You mention that you moved it to an NFS volume – but it seems you also moved to a grid configuration using PBS?
If that’s the case, what you are seeing might be an issue with NFS attribute caching or write caching, which causes files created from one machine to not appear
until some time later (from the perspective of other machines). The PBS job notifications are not impacted by the filesystem latencies.
You can prove this by experiment if you alter the finish_job method in lib/galaxy/jobs/runners/pbs.py to do a sleep/wait loop, waiting up to 60 seconds for
the files to be readable. If that hack works, latency is your problem.
The solution is either to:
-
Configure your mounts not to use attribute caching (has performance impacts), or
-
Make the hack permanent.
This happened to us on SGE, which is why I know these details ;-}
John Duddy
Sr.
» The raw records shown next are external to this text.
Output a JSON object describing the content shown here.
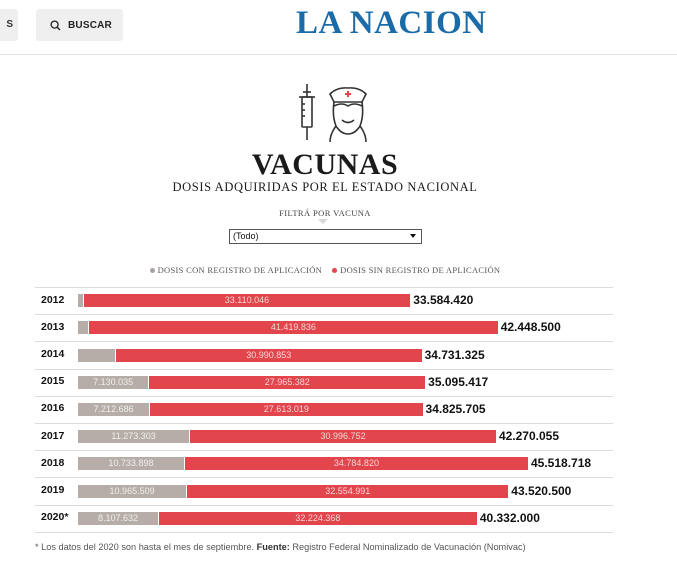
{
  "header": {
    "cut_button_label": "S",
    "search_label": "BUSCAR",
    "logo_text": "LA NACION"
  },
  "graphic": {
    "title": "VACUNAS",
    "subtitle": "DOSIS ADQUIRIDAS POR EL ESTADO NACIONAL",
    "filter_label": "FILTRÁ POR VACUNA",
    "filter_value": "(Todo)",
    "legend": [
      {
        "label": "DOSIS CON REGISTRO DE APLICACIÓN",
        "color": "#a9a29e"
      },
      {
        "label": "DOSIS SIN REGISTRO DE APLICACIÓN",
        "color": "#e3454c"
      }
    ],
    "footnote_prefix": "* Los datos del 2020 son hasta el mes de septiembre. ",
    "footnote_bold": "Fuente:",
    "footnote_rest": " Registro Federal Nominalizado de Vacunación (Nomivac)"
  },
  "chart_data": {
    "type": "bar",
    "orientation": "horizontal",
    "stacked": true,
    "categories": [
      "2012",
      "2013",
      "2014",
      "2015",
      "2016",
      "2017",
      "2018",
      "2019",
      "2020*"
    ],
    "series": [
      {
        "name": "DOSIS CON REGISTRO DE APLICACIÓN",
        "color": "#b6ada8",
        "values": [
          474374,
          1028664,
          3740472,
          7130035,
          7212686,
          11273303,
          10733898,
          10965509,
          8107632
        ],
        "labels": [
          "",
          "",
          "",
          "7.130.035",
          "7.212.686",
          "11.273.303",
          "10.733.898",
          "10.965.509",
          "8.107.632"
        ]
      },
      {
        "name": "DOSIS SIN REGISTRO DE APLICACIÓN",
        "color": "#e3454c",
        "values": [
          33110046,
          41419836,
          30990853,
          27965382,
          27613019,
          30996752,
          34784820,
          32554991,
          32224368
        ],
        "labels": [
          "33.110.046",
          "41.419.836",
          "30.990.853",
          "27.965.382",
          "27.613.019",
          "30.996.752",
          "34.784.820",
          "32.554.991",
          "32.224.368"
        ]
      }
    ],
    "totals": [
      "33.584.420",
      "42.448.500",
      "34.731.325",
      "35.095.417",
      "34.825.705",
      "42.270.055",
      "45.518.718",
      "43.520.500",
      "40.332.000"
    ],
    "total_values": [
      33584420,
      42448500,
      34731325,
      35095417,
      34825705,
      42270055,
      45518718,
      43520500,
      40332000
    ]
  }
}
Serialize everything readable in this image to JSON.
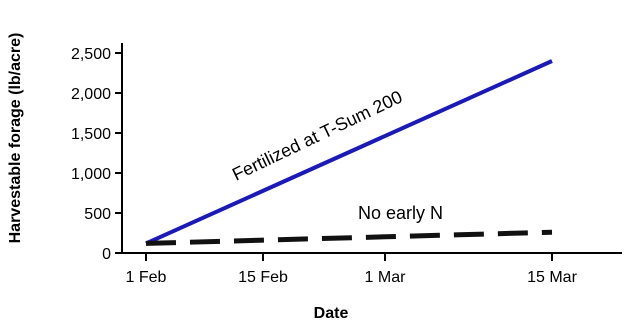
{
  "chart_data": {
    "type": "line",
    "xlabel": "Date",
    "ylabel": "Harvestable forage (lb/acre)",
    "x_categories": [
      "1 Feb",
      "15 Feb",
      "1 Mar",
      "15 Mar"
    ],
    "y_ticks": [
      "0",
      "500",
      "1,000",
      "1,500",
      "2,000",
      "2,500"
    ],
    "ylim": [
      0,
      2500
    ],
    "grid": false,
    "series": [
      {
        "name": "Fertilized at T-Sum 200",
        "style": "solid",
        "color": "#1c1ab5",
        "points": [
          [
            "1 Feb",
            120
          ],
          [
            "15 Mar",
            2400
          ]
        ]
      },
      {
        "name": "No early N",
        "style": "dashed",
        "color": "#111111",
        "points": [
          [
            "1 Feb",
            120
          ],
          [
            "15 Mar",
            260
          ]
        ]
      }
    ]
  }
}
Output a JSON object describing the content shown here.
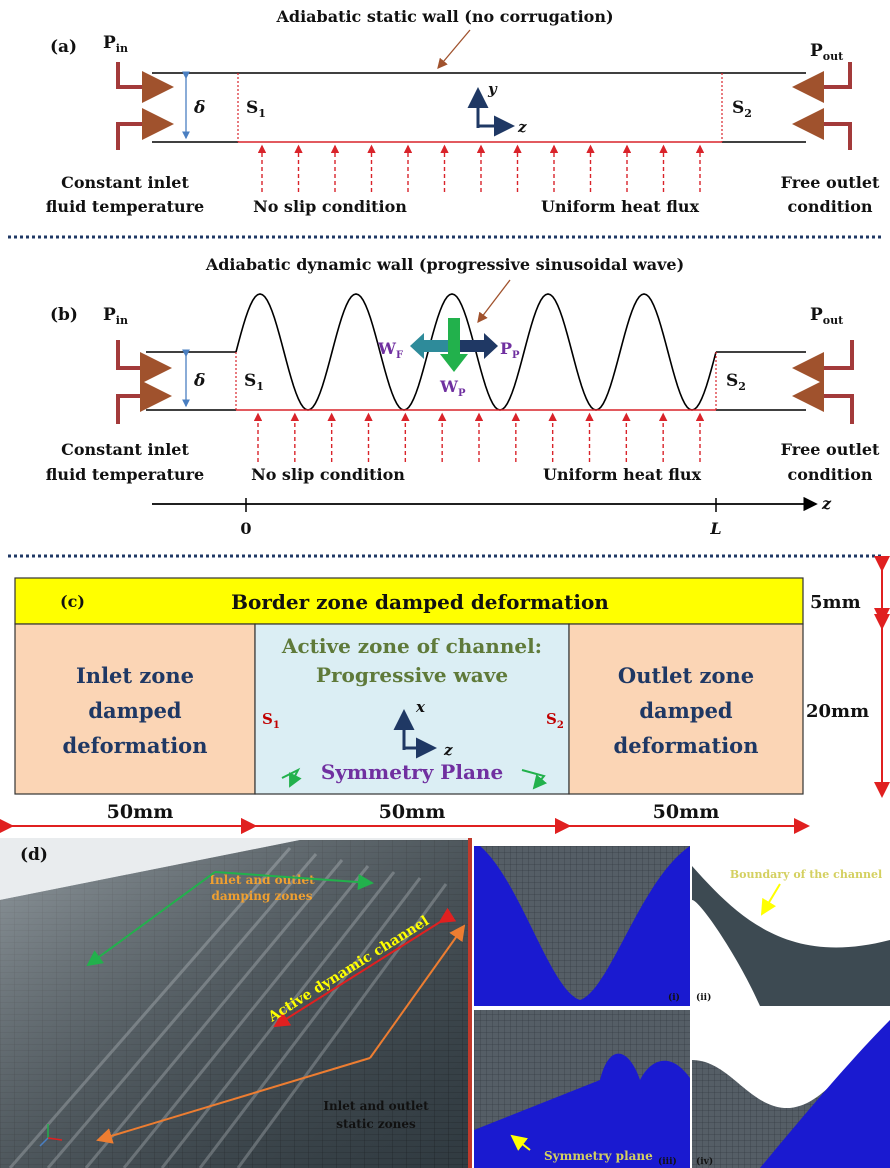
{
  "panel_a": {
    "label": "(a)",
    "top_wall": "Adiabatic static wall (no corrugation)",
    "p_in": "P",
    "p_in_sub": "in",
    "p_out": "P",
    "p_out_sub": "out",
    "delta": "δ",
    "s1": "S",
    "s1_sub": "1",
    "s2": "S",
    "s2_sub": "2",
    "axis_y": "y",
    "axis_z": "z",
    "inlet_line1": "Constant inlet",
    "inlet_line2": "fluid temperature",
    "no_slip": "No slip condition",
    "heat_flux": "Uniform heat flux",
    "outlet_line1": "Free outlet",
    "outlet_line2": "condition"
  },
  "panel_b": {
    "label": "(b)",
    "top_wall": "Adiabatic dynamic wall (progressive sinusoidal wave)",
    "p_in": "P",
    "p_in_sub": "in",
    "p_out": "P",
    "p_out_sub": "out",
    "delta": "δ",
    "s1": "S",
    "s1_sub": "1",
    "s2": "S",
    "s2_sub": "2",
    "wf": "W",
    "wf_sub": "F",
    "wp": "W",
    "wp_sub": "P",
    "pp": "P",
    "pp_sub": "P",
    "inlet_line1": "Constant inlet",
    "inlet_line2": "fluid temperature",
    "no_slip": "No slip condition",
    "heat_flux": "Uniform heat flux",
    "outlet_line1": "Free outlet",
    "outlet_line2": "condition",
    "axis_z": "z",
    "tick_0": "0",
    "tick_L": "L"
  },
  "panel_c": {
    "label": "(c)",
    "border_zone": "Border zone damped deformation",
    "inlet_zone": [
      "Inlet zone",
      "damped",
      "deformation"
    ],
    "active_zone": [
      "Active zone of channel:",
      "Progressive wave"
    ],
    "outlet_zone": [
      "Outlet zone",
      "damped",
      "deformation"
    ],
    "symmetry": "Symmetry Plane",
    "s1": "S",
    "s1_sub": "1",
    "s2": "S",
    "s2_sub": "2",
    "axis_x": "x",
    "axis_z": "z",
    "dim_5": "5mm",
    "dim_20": "20mm",
    "dim_50a": "50mm",
    "dim_50b": "50mm",
    "dim_50c": "50mm",
    "colors": {
      "border": "#ffff00",
      "side": "#fbd5b5",
      "active": "#dbeef4",
      "title_text": "#5f7a3a",
      "symmetry": "#7030a0"
    }
  },
  "panel_d": {
    "label": "(d)",
    "damping": [
      "Inlet and outlet",
      "damping zones"
    ],
    "active": "Active dynamic channel",
    "static": [
      "Inlet and outlet",
      "static zones"
    ],
    "boundary": "Boundary of the channel",
    "symmetry": "Symmetry plane",
    "sub_i": "(i)",
    "sub_ii": "(ii)",
    "sub_iii": "(iii)",
    "sub_iv": "(iv)"
  }
}
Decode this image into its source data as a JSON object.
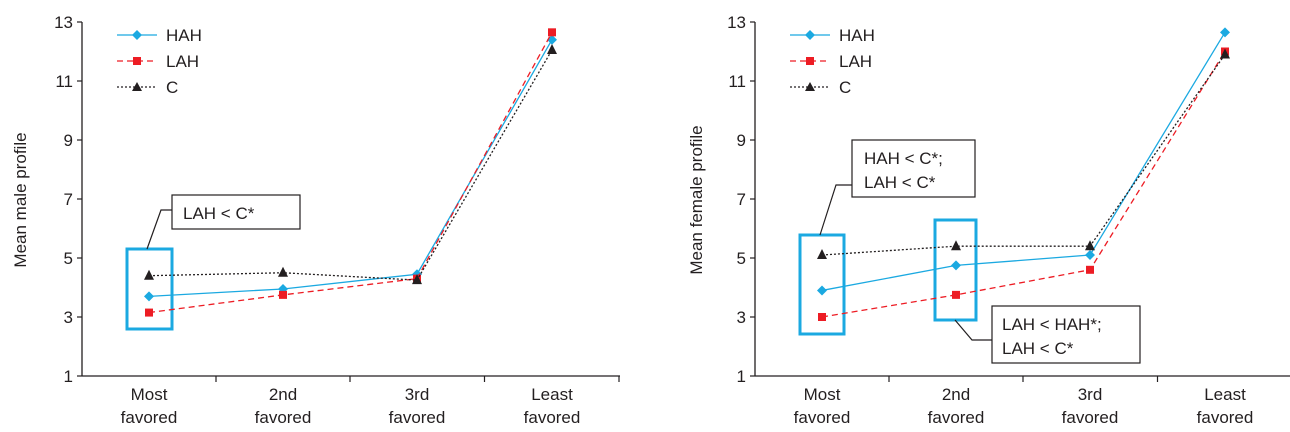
{
  "chart_data": [
    {
      "type": "line",
      "ylabel": "Mean male profile",
      "xlabel": "",
      "ylim": [
        1,
        13
      ],
      "yticks": [
        1,
        3,
        5,
        7,
        9,
        11,
        13
      ],
      "categories": [
        [
          "Most",
          "favored"
        ],
        [
          "2nd",
          "favored"
        ],
        [
          "3rd",
          "favored"
        ],
        [
          "Least",
          "favored"
        ]
      ],
      "legend_position": "top-left",
      "series": [
        {
          "name": "HAH",
          "color": "#1ba9e1",
          "marker": "diamond",
          "line": "solid",
          "values": [
            3.7,
            3.95,
            4.45,
            12.4
          ]
        },
        {
          "name": "LAH",
          "color": "#ed1c24",
          "marker": "square",
          "line": "dashed",
          "values": [
            3.15,
            3.75,
            4.3,
            12.65
          ]
        },
        {
          "name": "C",
          "color": "#231f20",
          "marker": "triangle",
          "line": "dotted",
          "values": [
            4.4,
            4.5,
            4.25,
            12.05
          ]
        }
      ],
      "annotations": [
        {
          "lines": [
            "LAH < C*"
          ],
          "category_index": 0
        }
      ]
    },
    {
      "type": "line",
      "ylabel": "Mean female profile",
      "xlabel": "",
      "ylim": [
        1,
        13
      ],
      "yticks": [
        1,
        3,
        5,
        7,
        9,
        11,
        13
      ],
      "categories": [
        [
          "Most",
          "favored"
        ],
        [
          "2nd",
          "favored"
        ],
        [
          "3rd",
          "favored"
        ],
        [
          "Least",
          "favored"
        ]
      ],
      "legend_position": "top-left",
      "series": [
        {
          "name": "HAH",
          "color": "#1ba9e1",
          "marker": "diamond",
          "line": "solid",
          "values": [
            3.9,
            4.75,
            5.1,
            12.65
          ]
        },
        {
          "name": "LAH",
          "color": "#ed1c24",
          "marker": "square",
          "line": "dashed",
          "values": [
            3.0,
            3.75,
            4.6,
            12.0
          ]
        },
        {
          "name": "C",
          "color": "#231f20",
          "marker": "triangle",
          "line": "dotted",
          "values": [
            5.1,
            5.4,
            5.4,
            11.9
          ]
        }
      ],
      "annotations": [
        {
          "lines": [
            "HAH < C*;",
            "LAH < C*"
          ],
          "category_index": 0
        },
        {
          "lines": [
            "LAH < HAH*;",
            "LAH < C*"
          ],
          "category_index": 1
        }
      ]
    }
  ],
  "colors": {
    "highlight_box": "#1ba9e1",
    "axis": "#231f20"
  }
}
Staff Software Engineer
Illumina, Inc.
9885 Towne Centre Drive
San Diego, CA 92121
Tel: 858-736-3584
E-mail: jduddy@illumina.com
From: galaxy-dev-bounces@lists.bx.psu.edu [mailto:galaxy-dev-bounces@lists.bx.psu.edu]
On Behalf Of Luobin Yang
Sent: Monday, October 17, 2011 10:31 AM
To: galaxy-dev@lists.bx.psu.edu
Subject: [galaxy-dev] What's causing this error?
Hi,
Recently I moved my locally installed Galaxy from a local hard drive to an NFS mounted hard drive, when I run some tools, I go the following error from the log file:
Job output not returned by PBS: the output datasets were deleted while the job was running, the job was manually dequeued or there was a cluster error.
I am pretty sure the job was not manually dequeued. Any idea how this happened and how this can be fixed?
Thanks,
Luobin